Thanks for those, Roz. 'Level playing field' is one that often appears in our publication; we hear all sorts of gubbins about 'communities'; and 'impacting' is one of my personal bugbears. So I feel your pain...

Spanish: dos servicios

Biggest language blunder while on holiday in Spain: confusing 'dos cervezas' with 'dos servicios' – yes, I went into a bar and asked for two toilets instead of two beers.

I then compounded my error: attributing the barman's look of confusion to my poor Spanish accent, I repeated my request several times, each time slightly more loudly and clearly.

I never did get my 'dos servicios'.

Two please – large ones

It's just fortunate that, before I left the UK for Spain, one of our reporters took me aside and warned me not to confuse 'pollo' with 'polla'...

Blog update

I'm back from my holiday now, so thanks to Gingerous for uploading my posts for me.

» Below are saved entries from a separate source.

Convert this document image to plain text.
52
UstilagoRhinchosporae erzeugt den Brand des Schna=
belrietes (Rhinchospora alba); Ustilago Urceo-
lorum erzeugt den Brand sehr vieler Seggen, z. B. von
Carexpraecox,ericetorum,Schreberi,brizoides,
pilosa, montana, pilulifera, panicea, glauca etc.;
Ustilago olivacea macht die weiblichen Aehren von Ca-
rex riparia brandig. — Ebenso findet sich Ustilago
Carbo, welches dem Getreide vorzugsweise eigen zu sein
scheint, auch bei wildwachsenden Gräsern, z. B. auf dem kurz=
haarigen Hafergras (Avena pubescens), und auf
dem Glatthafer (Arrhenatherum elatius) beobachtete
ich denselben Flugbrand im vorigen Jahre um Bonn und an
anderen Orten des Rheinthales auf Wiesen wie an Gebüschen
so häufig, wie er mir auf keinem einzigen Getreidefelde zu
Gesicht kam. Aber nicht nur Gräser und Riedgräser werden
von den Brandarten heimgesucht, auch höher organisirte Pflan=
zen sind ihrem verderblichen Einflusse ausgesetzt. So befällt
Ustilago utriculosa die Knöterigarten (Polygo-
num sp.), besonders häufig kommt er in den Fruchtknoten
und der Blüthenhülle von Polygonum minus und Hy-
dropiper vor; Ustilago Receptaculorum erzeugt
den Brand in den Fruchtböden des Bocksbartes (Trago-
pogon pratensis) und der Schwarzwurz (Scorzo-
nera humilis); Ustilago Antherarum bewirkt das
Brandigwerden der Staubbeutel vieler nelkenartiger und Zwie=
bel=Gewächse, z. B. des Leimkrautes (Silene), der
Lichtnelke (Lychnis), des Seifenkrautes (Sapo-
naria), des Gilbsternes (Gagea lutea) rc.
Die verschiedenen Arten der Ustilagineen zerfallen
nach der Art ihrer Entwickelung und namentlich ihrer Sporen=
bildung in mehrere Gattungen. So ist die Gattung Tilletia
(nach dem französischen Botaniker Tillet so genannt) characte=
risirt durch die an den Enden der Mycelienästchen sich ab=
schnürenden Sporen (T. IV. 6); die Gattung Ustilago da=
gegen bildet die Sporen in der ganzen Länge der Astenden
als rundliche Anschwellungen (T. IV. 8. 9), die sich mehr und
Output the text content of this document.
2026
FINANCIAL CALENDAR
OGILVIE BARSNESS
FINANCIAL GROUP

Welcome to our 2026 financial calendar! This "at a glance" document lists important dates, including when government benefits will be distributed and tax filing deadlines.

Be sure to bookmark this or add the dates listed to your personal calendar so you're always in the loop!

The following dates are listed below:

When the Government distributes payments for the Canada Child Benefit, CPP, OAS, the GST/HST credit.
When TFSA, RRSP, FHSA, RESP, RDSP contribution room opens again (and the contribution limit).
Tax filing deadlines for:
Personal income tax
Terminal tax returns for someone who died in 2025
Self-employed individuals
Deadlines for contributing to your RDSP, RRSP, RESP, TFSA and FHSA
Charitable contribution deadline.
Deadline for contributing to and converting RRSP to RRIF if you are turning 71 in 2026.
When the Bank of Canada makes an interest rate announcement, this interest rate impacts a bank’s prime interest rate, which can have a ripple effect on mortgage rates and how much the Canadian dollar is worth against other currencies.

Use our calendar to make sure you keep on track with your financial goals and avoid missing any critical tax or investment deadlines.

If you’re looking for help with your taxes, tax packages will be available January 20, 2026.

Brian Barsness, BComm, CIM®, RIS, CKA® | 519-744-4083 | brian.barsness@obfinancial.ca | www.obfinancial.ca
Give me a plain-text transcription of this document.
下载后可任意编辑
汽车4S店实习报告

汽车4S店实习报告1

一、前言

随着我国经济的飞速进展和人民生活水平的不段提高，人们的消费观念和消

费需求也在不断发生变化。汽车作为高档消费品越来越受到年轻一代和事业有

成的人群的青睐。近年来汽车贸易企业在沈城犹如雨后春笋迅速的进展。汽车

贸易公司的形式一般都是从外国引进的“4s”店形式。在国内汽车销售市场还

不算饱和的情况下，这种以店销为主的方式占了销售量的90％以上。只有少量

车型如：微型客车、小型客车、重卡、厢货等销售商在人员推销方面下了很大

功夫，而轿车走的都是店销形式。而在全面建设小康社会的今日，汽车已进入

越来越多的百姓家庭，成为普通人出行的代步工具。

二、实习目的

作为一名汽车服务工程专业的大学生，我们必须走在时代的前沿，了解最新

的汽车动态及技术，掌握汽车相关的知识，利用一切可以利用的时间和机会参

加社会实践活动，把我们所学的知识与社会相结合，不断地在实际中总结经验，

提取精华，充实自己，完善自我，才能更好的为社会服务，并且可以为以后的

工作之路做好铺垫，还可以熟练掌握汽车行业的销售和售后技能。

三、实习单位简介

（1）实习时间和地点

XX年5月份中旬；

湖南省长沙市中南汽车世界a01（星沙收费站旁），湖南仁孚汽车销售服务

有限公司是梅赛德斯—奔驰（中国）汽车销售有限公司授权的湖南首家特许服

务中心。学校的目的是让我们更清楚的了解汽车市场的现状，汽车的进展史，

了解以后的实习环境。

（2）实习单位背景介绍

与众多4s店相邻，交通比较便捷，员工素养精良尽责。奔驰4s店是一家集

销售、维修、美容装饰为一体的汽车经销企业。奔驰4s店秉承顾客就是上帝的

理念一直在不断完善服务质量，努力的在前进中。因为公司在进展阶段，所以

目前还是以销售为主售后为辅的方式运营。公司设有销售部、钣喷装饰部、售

The blog has gone from strength to strength in my absence: last week was our busiest ever, in terms of both hits and visitors. Partly this is due to another good mention on BuzzFeed – this time it was Apus' post on the OED dropping hyphens that hit the limelight.

We've also had a fair smattering of blog cross-pollination: see this post on Villa Grammatica, or this one on Although who jessihempel is, I don't know.

My next task is to persuade Apus to install Firefox so he can put pictures on his blog posts (at the moment he is posting solely through the power of righteous indignation).